Scalable reverse image search
built on Kubernetes and Elasticsearch
Pavlov Match makes it easy to search for images that look similar to each other. Using a state-of-the-art perceptual hash, it is invariant to scaling and 90 degree rotations. Its HTTP API is quick to integrate and flexible for a number of reverse image search applications. Kubernetes and Elasticsearch allow Match to scale to billions of images with ease while giving you full control over where your data is stored. Match uses the awesome ascribe/image-match under the hood for most of the image search legwork.

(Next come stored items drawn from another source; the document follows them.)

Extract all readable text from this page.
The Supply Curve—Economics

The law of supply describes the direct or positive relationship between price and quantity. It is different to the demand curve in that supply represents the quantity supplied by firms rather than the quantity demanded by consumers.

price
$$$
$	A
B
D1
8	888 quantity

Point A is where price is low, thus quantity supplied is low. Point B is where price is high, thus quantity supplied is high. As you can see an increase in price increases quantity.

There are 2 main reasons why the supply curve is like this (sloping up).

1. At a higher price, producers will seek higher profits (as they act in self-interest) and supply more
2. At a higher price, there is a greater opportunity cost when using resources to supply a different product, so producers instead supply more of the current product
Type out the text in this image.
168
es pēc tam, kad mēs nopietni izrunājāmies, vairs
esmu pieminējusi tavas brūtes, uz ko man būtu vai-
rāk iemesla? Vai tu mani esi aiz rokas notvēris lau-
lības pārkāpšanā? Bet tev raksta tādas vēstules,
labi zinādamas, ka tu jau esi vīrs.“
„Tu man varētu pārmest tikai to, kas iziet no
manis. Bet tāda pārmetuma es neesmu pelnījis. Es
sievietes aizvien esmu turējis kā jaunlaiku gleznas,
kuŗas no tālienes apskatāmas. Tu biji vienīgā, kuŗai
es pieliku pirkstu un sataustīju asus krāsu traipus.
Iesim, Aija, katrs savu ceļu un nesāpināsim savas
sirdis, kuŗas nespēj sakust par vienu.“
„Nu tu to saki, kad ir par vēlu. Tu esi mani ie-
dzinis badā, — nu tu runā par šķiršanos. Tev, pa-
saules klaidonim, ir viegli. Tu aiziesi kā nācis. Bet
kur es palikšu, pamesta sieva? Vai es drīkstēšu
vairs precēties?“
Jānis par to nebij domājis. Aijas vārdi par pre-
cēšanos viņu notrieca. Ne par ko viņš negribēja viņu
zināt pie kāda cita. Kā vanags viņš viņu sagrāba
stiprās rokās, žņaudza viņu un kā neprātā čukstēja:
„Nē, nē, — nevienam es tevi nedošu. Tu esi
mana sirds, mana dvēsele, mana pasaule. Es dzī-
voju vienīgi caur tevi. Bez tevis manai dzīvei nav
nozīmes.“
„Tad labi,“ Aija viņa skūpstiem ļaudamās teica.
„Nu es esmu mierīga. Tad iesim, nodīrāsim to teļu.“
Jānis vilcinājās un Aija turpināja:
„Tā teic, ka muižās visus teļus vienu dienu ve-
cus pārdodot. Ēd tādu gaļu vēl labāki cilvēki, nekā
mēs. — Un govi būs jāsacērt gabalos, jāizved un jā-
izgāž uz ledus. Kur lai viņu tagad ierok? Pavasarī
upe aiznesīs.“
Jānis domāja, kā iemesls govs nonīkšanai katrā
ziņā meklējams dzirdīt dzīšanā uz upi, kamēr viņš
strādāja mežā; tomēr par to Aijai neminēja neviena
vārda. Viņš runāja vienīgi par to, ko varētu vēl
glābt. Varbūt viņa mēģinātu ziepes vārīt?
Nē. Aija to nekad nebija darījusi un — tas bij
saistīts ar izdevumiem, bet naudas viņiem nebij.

If you already have ElasticSearch running:
$ docker run -e ELASTICSEARCH_URL=https://daisy.us-west-1.es.amazonaws.com -it pavlov/match
If you want to run ElasticSearch in another docker container and link it to our pavlov/match
container (use the -p
option to export the ports from the containers to the host):
$ docker run --name my_elasticsearch_db -p 59200:9200 elasticsearch
$ docker run --link my_elasticsearch_db:elasticsearch -p 8888:80 pavlov/match
or, if you have docker-compose
installed on your system, type:
$ docker-compose up
(All the commands can be run using make
. Take a look to the Makefile
to check the options.)
Match is packaged as a Docker container (pavlov/match on Docker Hub), making it highly portable and scalable to billions of images. You can configure a few options using environment variables:
-
ELASTICSEARCH_URL (default:
http://elasticsearch
)A URL pointing to the Elasticsearch database where image signatures are to be stored. If you don't want to host your own Elasticsearch cluster, consider using AWS Elasticsearch Service. That's what we use. Note: in order to allow containers linking, the default value is set to
http://elasticsearch
-
ELASTICSEARCH_INDEX (default: images)
The index in the Elasticsearch database where image signatures are to be stored.
-
ELASTICSEARCH_DOC_TYPE (default: images)
The doc type used for storing image signatures.
-
WORKER_COUNT (default: 4)
The number of gunicorn worker forks to maintain in each Docker container.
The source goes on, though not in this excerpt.